Q. What can be given to dogs to stop the brown draining around dogs eyes? I was told tetracycline would work.
Thanks
ANSWER : A. Eye leakage is normal in some breeds of dogs, especially those that are more “bug-eyed” types. This eye leakage is just normal tears coming from the eye which can stain lighter colored coats. Unless there is an infection it does not need to be treated with antibiotics. Signs of infection usually include drainage that is thick or goopy and is yellow or greenish in color. Dogs with infections may also want to keep the eye closed, or may paw and scratch at it.

For plain tear-staining.
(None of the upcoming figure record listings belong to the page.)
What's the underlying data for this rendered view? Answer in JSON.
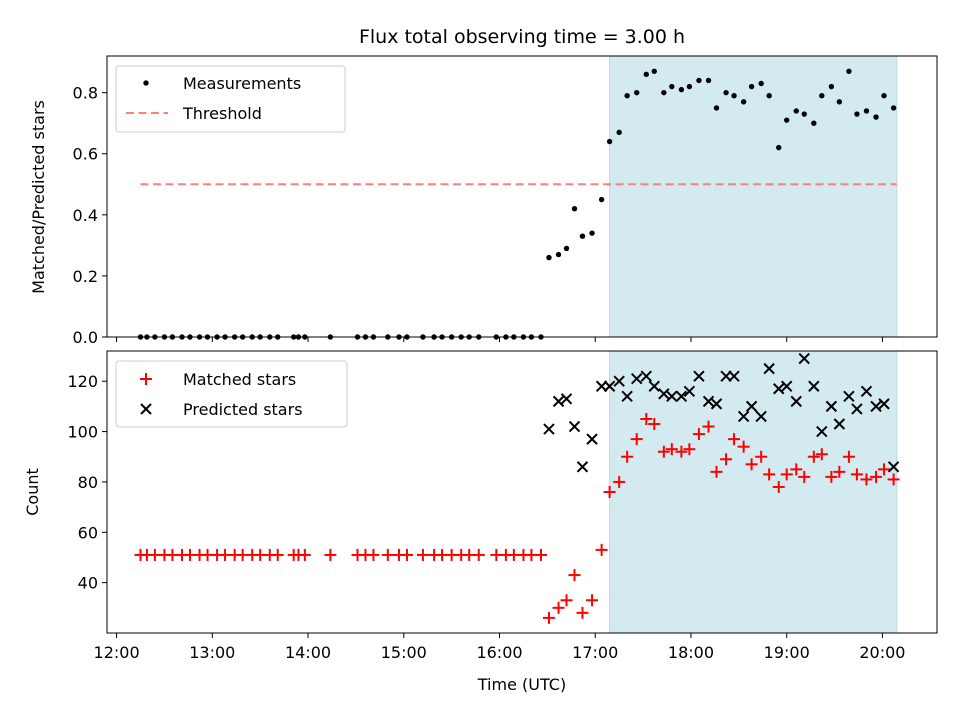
{
  "chart_data": [
    {
      "type": "scatter",
      "title": "Flux total observing time = 3.00 h",
      "xlabel": "",
      "ylabel": "Matched/Predicted stars",
      "ylim": [
        0,
        0.92
      ],
      "yticks": [
        "0.0",
        "0.2",
        "0.4",
        "0.6",
        "0.8"
      ],
      "shaded_region_x": [
        "17:09",
        "20:09"
      ],
      "shaded_color": "#d4eaf1",
      "legend": {
        "placement": "upper-left",
        "entries": [
          "Measurements",
          "Threshold"
        ]
      },
      "threshold": {
        "name": "Threshold",
        "y": 0.5,
        "x_range": [
          "12:15",
          "20:09"
        ],
        "color": "#ff7f7f",
        "style": "dashed"
      },
      "series": [
        {
          "name": "Measurements",
          "color": "#000000",
          "marker": "dot",
          "x": [
            "12:15",
            "12:19",
            "12:24",
            "12:30",
            "12:35",
            "12:41",
            "12:46",
            "12:52",
            "12:57",
            "13:03",
            "13:08",
            "13:14",
            "13:19",
            "13:25",
            "13:30",
            "13:36",
            "13:41",
            "13:51",
            "13:54",
            "13:58",
            "14:14",
            "14:31",
            "14:36",
            "14:41",
            "14:50",
            "14:57",
            "15:02",
            "15:12",
            "15:19",
            "15:24",
            "15:30",
            "15:36",
            "15:41",
            "15:47",
            "15:58",
            "16:04",
            "16:09",
            "16:15",
            "16:20",
            "16:26",
            "16:31",
            "16:37",
            "16:42",
            "16:47",
            "16:52",
            "16:58",
            "17:04",
            "17:09",
            "17:15",
            "17:20",
            "17:26",
            "17:32",
            "17:37",
            "17:43",
            "17:48",
            "17:54",
            "17:59",
            "18:05",
            "18:11",
            "18:16",
            "18:22",
            "18:27",
            "18:33",
            "18:38",
            "18:44",
            "18:49",
            "18:55",
            "19:00",
            "19:06",
            "19:11",
            "19:17",
            "19:22",
            "19:28",
            "19:33",
            "19:39",
            "19:44",
            "19:50",
            "19:56",
            "20:01",
            "20:07"
          ],
          "y": [
            0,
            0,
            0,
            0,
            0,
            0,
            0,
            0,
            0,
            0,
            0,
            0,
            0,
            0,
            0,
            0,
            0,
            0,
            0,
            0,
            0,
            0,
            0,
            0,
            0,
            0,
            0,
            0,
            0,
            0,
            0,
            0,
            0,
            0,
            0,
            0,
            0,
            0,
            0,
            0,
            0.26,
            0.27,
            0.29,
            0.42,
            0.33,
            0.34,
            0.45,
            0.64,
            0.67,
            0.79,
            0.8,
            0.86,
            0.87,
            0.8,
            0.82,
            0.81,
            0.82,
            0.84,
            0.84,
            0.75,
            0.8,
            0.79,
            0.77,
            0.82,
            0.83,
            0.79,
            0.62,
            0.71,
            0.74,
            0.73,
            0.7,
            0.79,
            0.82,
            0.77,
            0.87,
            0.73,
            0.74,
            0.72,
            0.79,
            0.75
          ]
        }
      ]
    },
    {
      "type": "scatter",
      "title": "",
      "xlabel": "Time (UTC)",
      "ylabel": "Count",
      "ylim": [
        20,
        132
      ],
      "yticks": [
        "40",
        "60",
        "80",
        "100",
        "120"
      ],
      "xticks": [
        "12:00",
        "13:00",
        "14:00",
        "15:00",
        "16:00",
        "17:00",
        "18:00",
        "19:00",
        "20:00"
      ],
      "shaded_region_x": [
        "17:09",
        "20:09"
      ],
      "legend": {
        "placement": "upper-left",
        "entries": [
          "Matched stars",
          "Predicted stars"
        ]
      },
      "series": [
        {
          "name": "Matched stars",
          "color": "#ff0000",
          "marker": "plus",
          "x": [
            "12:15",
            "12:19",
            "12:24",
            "12:30",
            "12:35",
            "12:41",
            "12:46",
            "12:52",
            "12:57",
            "13:03",
            "13:08",
            "13:14",
            "13:19",
            "13:25",
            "13:30",
            "13:36",
            "13:41",
            "13:51",
            "13:54",
            "13:58",
            "14:14",
            "14:31",
            "14:36",
            "14:41",
            "14:50",
            "14:57",
            "15:02",
            "15:12",
            "15:19",
            "15:24",
            "15:30",
            "15:36",
            "15:41",
            "15:47",
            "15:58",
            "16:04",
            "16:09",
            "16:15",
            "16:20",
            "16:26",
            "16:31",
            "16:37",
            "16:42",
            "16:47",
            "16:52",
            "16:58",
            "17:04",
            "17:09",
            "17:15",
            "17:20",
            "17:26",
            "17:32",
            "17:37",
            "17:43",
            "17:48",
            "17:54",
            "17:59",
            "18:05",
            "18:11",
            "18:16",
            "18:22",
            "18:27",
            "18:33",
            "18:38",
            "18:44",
            "18:49",
            "18:55",
            "19:00",
            "19:06",
            "19:11",
            "19:17",
            "19:22",
            "19:28",
            "19:33",
            "19:39",
            "19:44",
            "19:50",
            "19:56",
            "20:01",
            "20:07"
          ],
          "y": [
            51,
            51,
            51,
            51,
            51,
            51,
            51,
            51,
            51,
            51,
            51,
            51,
            51,
            51,
            51,
            51,
            51,
            51,
            51,
            51,
            51,
            51,
            51,
            51,
            51,
            51,
            51,
            51,
            51,
            51,
            51,
            51,
            51,
            51,
            51,
            51,
            51,
            51,
            51,
            51,
            26,
            30,
            33,
            43,
            28,
            33,
            53,
            76,
            80,
            90,
            97,
            105,
            103,
            92,
            93,
            92,
            93,
            99,
            102,
            84,
            89,
            97,
            94,
            87,
            90,
            83,
            78,
            83,
            85,
            82,
            90,
            91,
            82,
            84,
            90,
            83,
            81,
            82,
            85,
            81
          ]
        },
        {
          "name": "Predicted stars",
          "color": "#000000",
          "marker": "x",
          "x": [
            "16:31",
            "16:37",
            "16:42",
            "16:47",
            "16:52",
            "16:58",
            "17:04",
            "17:09",
            "17:15",
            "17:20",
            "17:26",
            "17:32",
            "17:37",
            "17:43",
            "17:48",
            "17:54",
            "17:59",
            "18:05",
            "18:11",
            "18:16",
            "18:22",
            "18:27",
            "18:33",
            "18:38",
            "18:44",
            "18:49",
            "18:55",
            "19:00",
            "19:06",
            "19:11",
            "19:17",
            "19:22",
            "19:28",
            "19:33",
            "19:39",
            "19:44",
            "19:50",
            "19:56",
            "20:01",
            "20:07"
          ],
          "y": [
            101,
            112,
            113,
            102,
            86,
            97,
            118,
            118,
            120,
            114,
            121,
            122,
            118,
            115,
            114,
            114,
            116,
            122,
            112,
            111,
            122,
            122,
            106,
            110,
            106,
            125,
            117,
            118,
            112,
            129,
            118,
            100,
            110,
            103,
            114,
            109,
            116,
            110,
            111,
            86
          ]
        }
      ]
    }
  ]
}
Tear-stain wipes can be used around the eyes to remove the stain and bring the coat back to natural color. If infection is suspected, it is best to have your vet take a look at the eye prior to placing any medications in it.

Q. My dog got into a fight with a cat. I think the cat scratch her eye. I clean it out with water. I have gentak can I put that in there?
ANSWER : A. It is best NOT to place anything in the eye unless specifically instructed to do so by your vet as it can cause more damage to the eye. As cat scratches and bites can easily become infected and the eye is a very sensitive area, it is best to schedule a veterinary appointment as soon as possible to have the eye examined. Your vet can place a fluorescent stain in the eye to check the extent of the damage and can then give you a pet-safe medication to place in it as needed to help it heal. Until you can get to the vet, it is best to keep the eye clean of debris and discharge with a warm wet washcloth, and to prevent your dog from scratching or clawing at the eye with the use of an Elizabethan (cone) collar.

Q. My pet is suffering eyes discharge, what should I do?
ANSWER : A. Mucus, yellow-green pus, or a watery eye discharge can all be signs of conjunctivitis, which is inflammation of the lining of your dog’s eye.

There is a wide range of causes for conjunctivitis, from allergies, injury, birth defects, and tear duct problems, to foreign bodies, dry eye syndrome, infections or even tumors.

Other signs of conjunctivitis include excessive blinking or keeping the eye closed, squinting and pawing at the eyes.

Treatment of this condition depends on the underlying cause. In most of the cases cleaning, soothing the eye and applying antibiotics eye drops suffice but is some instances further investigation is required to establish the cause of the excessive eye discharge, and this should be performed by a veterinarian.